Rachael Leestamper knew her boyfriend had something to hide.
What, exactly, remained a mystery until Leestamper found herself pregnant five years ago.
"I was controlled. I couldn't talk to my mom. I couldn't talk to anybody or else I would get hit or locked in a room," Leestamper said, adding later: "When I was pregnant it really hit me.
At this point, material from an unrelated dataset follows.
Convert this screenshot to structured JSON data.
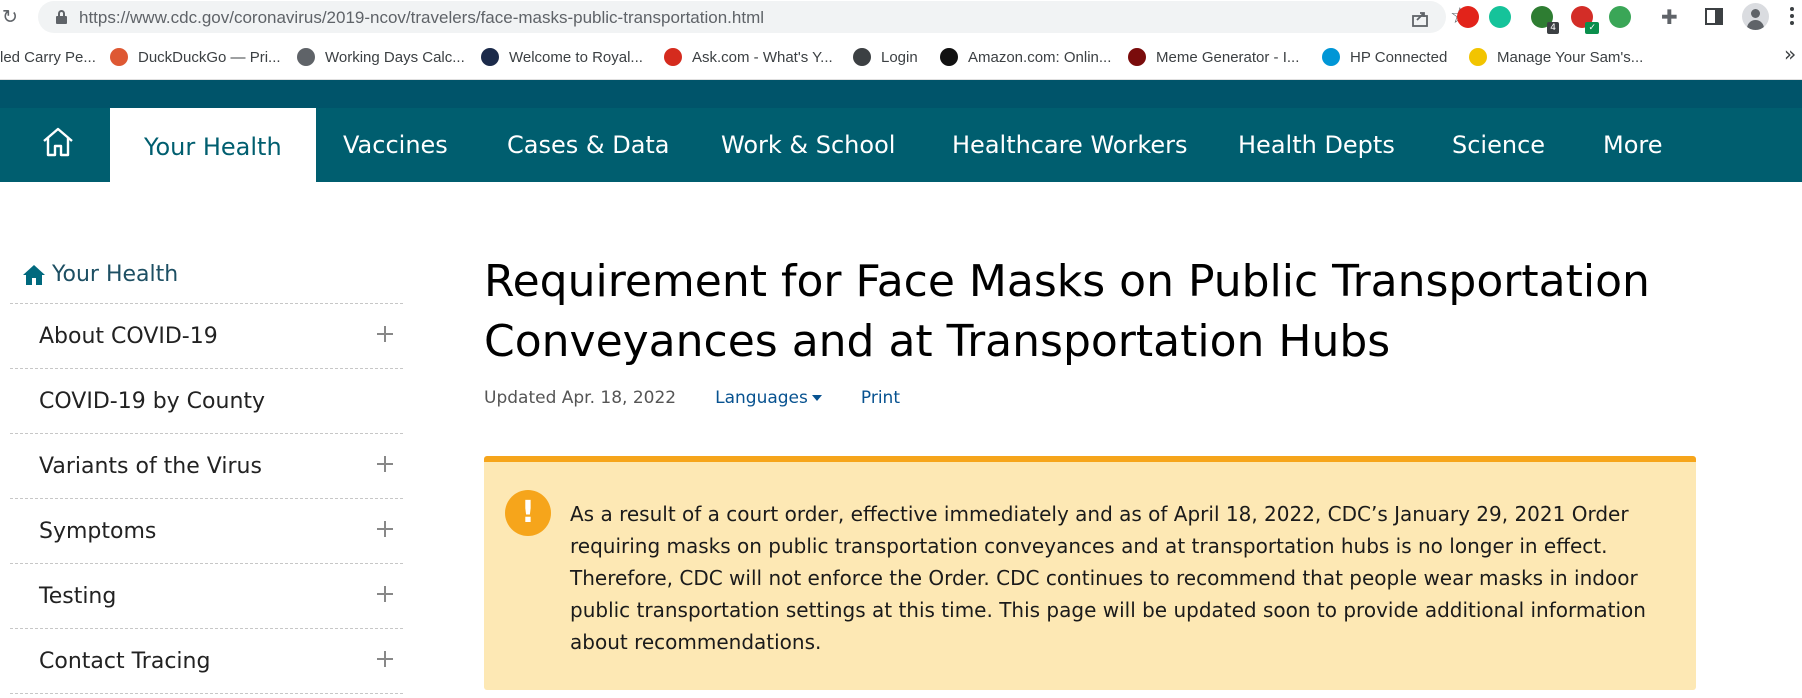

Every time I did blood work he wouldn't let me speak to anyone."
Doctors delivered the bad news: At 22 years old, Leestamper tested positive for HIV while she was pregnant.
"Am I going to be around long enough to be a mom?" Leestamper said, recalling the thoughts that raced through her head. "To raise him, to teach him things."
Thankfully, her son Quincy tested negative for the human immunodeficiency virus, which causes AIDS.
"My son saved my life," said Leestamper, who left her boyfriend and moved to the Rio Grande Valley.
Now 28 years old, Leestamper works with the Valley AIDS Council to educate people about HIV and other sexually transmitted diseases.
The Centers for Disease Control and Prevention estimates that about 20 million new cases of sexually transmitted diseases occur every year among people aged 15 to 24. Hispanics contract syphilis and chlamydia at rates twice that of non-Hispanic whites.